La rabia que se apodera del ministro de Economía toda vez que piensa en los ortodoxos es comprensible. Como Carlyle, Kicillof se siente sumamente indignado por la voluntad de criticarlo de quienes, al fin y al cabo, son sus colegas. Por lo demás, como tantos otros productos del progresismo local, quisiera reemplazar la ortodoxia, es decir el conjunto de ideas que sostiene la mayoría abrumadora de los académicos y gurúes profesionales tanto aquí como en el resto del planeta, por su propia heterodoxia. Parece convencido de que su aplicación le permitiría al país liberarse de las cadenas mentales que lo mantienen atrapado en la pobreza.

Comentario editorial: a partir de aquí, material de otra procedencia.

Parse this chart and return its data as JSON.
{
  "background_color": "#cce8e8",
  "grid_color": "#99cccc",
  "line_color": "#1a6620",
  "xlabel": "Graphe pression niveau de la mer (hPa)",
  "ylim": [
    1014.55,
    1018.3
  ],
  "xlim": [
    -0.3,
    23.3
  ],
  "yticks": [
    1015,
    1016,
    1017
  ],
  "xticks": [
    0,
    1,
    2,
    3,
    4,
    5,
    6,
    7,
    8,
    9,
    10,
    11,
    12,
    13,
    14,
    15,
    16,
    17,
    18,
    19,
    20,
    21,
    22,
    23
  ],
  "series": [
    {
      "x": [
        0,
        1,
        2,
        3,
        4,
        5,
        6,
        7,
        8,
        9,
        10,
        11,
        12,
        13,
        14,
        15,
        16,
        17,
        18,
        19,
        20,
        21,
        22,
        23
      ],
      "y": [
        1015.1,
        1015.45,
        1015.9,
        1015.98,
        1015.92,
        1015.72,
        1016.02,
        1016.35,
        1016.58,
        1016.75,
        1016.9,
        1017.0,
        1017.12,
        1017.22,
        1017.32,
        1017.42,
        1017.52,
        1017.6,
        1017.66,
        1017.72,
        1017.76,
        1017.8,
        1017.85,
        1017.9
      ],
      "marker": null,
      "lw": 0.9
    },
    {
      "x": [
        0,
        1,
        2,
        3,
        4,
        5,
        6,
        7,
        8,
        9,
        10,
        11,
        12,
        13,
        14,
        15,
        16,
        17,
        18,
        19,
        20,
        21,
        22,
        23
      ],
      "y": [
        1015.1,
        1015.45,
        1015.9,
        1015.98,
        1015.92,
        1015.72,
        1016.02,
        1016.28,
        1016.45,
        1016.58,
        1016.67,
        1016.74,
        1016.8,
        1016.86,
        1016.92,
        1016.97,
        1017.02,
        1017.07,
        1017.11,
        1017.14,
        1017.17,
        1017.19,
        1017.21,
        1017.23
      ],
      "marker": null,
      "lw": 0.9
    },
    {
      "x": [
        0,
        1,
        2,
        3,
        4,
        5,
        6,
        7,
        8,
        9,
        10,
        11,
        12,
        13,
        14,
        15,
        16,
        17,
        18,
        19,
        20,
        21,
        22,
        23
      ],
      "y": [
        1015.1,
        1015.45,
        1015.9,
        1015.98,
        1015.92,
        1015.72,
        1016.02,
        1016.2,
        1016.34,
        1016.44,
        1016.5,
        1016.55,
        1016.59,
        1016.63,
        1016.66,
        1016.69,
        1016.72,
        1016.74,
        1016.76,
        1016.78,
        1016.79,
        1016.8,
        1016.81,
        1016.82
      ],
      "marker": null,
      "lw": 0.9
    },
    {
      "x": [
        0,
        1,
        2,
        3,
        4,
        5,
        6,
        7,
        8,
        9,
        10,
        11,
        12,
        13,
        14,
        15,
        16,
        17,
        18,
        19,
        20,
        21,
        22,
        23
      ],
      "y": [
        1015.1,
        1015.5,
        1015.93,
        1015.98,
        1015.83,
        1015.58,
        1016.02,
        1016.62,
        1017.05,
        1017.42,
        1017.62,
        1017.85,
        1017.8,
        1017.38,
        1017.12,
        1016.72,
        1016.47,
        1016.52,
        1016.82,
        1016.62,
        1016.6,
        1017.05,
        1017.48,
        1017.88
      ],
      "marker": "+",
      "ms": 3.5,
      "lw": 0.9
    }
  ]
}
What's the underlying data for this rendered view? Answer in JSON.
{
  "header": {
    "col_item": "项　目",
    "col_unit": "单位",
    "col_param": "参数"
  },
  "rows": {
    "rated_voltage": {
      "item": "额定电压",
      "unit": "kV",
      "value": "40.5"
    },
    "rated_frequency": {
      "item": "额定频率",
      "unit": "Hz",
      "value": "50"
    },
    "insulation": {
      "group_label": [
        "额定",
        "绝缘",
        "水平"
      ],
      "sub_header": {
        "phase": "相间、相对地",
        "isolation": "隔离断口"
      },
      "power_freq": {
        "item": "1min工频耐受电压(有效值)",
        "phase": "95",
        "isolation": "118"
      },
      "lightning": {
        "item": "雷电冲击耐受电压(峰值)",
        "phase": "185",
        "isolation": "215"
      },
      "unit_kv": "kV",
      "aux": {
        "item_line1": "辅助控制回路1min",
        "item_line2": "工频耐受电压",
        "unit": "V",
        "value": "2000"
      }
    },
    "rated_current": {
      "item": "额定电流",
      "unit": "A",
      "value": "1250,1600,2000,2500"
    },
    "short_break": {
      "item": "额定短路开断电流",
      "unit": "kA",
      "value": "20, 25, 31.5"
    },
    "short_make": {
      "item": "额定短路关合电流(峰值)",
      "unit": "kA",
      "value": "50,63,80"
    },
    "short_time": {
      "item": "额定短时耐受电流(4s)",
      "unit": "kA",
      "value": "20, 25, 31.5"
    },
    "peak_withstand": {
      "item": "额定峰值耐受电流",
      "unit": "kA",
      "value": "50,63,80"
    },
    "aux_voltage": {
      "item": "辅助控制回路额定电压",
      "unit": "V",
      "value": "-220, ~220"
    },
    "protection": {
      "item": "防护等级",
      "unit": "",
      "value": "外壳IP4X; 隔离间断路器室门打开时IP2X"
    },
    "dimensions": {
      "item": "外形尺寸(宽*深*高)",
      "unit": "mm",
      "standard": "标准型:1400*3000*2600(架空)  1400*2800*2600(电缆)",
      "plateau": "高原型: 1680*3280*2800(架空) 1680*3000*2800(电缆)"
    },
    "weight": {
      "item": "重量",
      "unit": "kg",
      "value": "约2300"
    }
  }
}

Los practicantes de la ciencia lúgubre discrepan acerca de muchas cosas, pero el consenso es que la inflación es mala y que, de todas maneras, los intentos de estimular una economía llenándola de dinero fabricado por “la maquinita” nunca brindan resultados deseables. Sin embargo, comparten la forma de pensar de Kicillof casi todos los políticos populistas, sindicalistas e intelectuales del país. Aunque algunos han llegado a la conclusión de que la gestión del ministro ha sido calamitosa, coinciden con él en que la ortodoxia es intrínsecamente maligna y que el mundo sería un lugar mejor si tuvieran razón los heterodoxos que, por lo común, suponen que en última instancia todo depende de la voluntad del gobierno de turno.
En otros países el enemigo a batir no suele ser la ortodoxia, que después de todo dista de ser tan rígida como populistas como Kicillof dan a entender, sino “el neoliberalismo”. Si bien ningún político significante, ni siquiera el inflexible ministro de Finanzas alemán Wolfgang Schäuble, se afirma neoliberal, parecería que miembros de la secta así denominada se las han ingeniado para infiltrar muchos gobiernos occidentales, incluyendo a algunos socialistas como el del presidente galo François Hollande. Toda vez que alguien trata de reducir el gasto público so pretexto de que es insostenible, políticos opositores, sindicalistas e intelectuales progresistas lo acusan de ser un neoliberal que, por motivos con toda seguridad execrables, quiere depauperar todavía más a sus compatriotas.
Como siempre fue de prever, el espectro del neoliberalismo ha regresado a la Argentina. ¿Qué quieren decir los kirchneristas, Sergio Massa y otros cuando nos advierten que el país corre peligro de caer en las garras de creyentes en un credo tan espantoso? Que, una vez más, la realidad está preparándose para vengarse de quienes soñaron con reemplazarla por un relato. Lo mismo que en buena parte de Europa, la palabra neoliberalismo se usa aquí para protestar contra la existencia de límites económicos. Mientras que políticos y pensadores buenos aconsejan pasarlos por alto, los calificados de neoliberales optan por respetarlos por entender que en verdad no hay más alternativa. Será por esta razón que, una vez en el poder, tantos dirigentes progresistas e incluso izquierdistas europeos se han transformado poco a poco en neoliberales, destino éste que, de triunfar en las elecciones presidenciales que se acercan con rapidez, sufrirían Mauricio Macri, Massa o Daniel Scioli.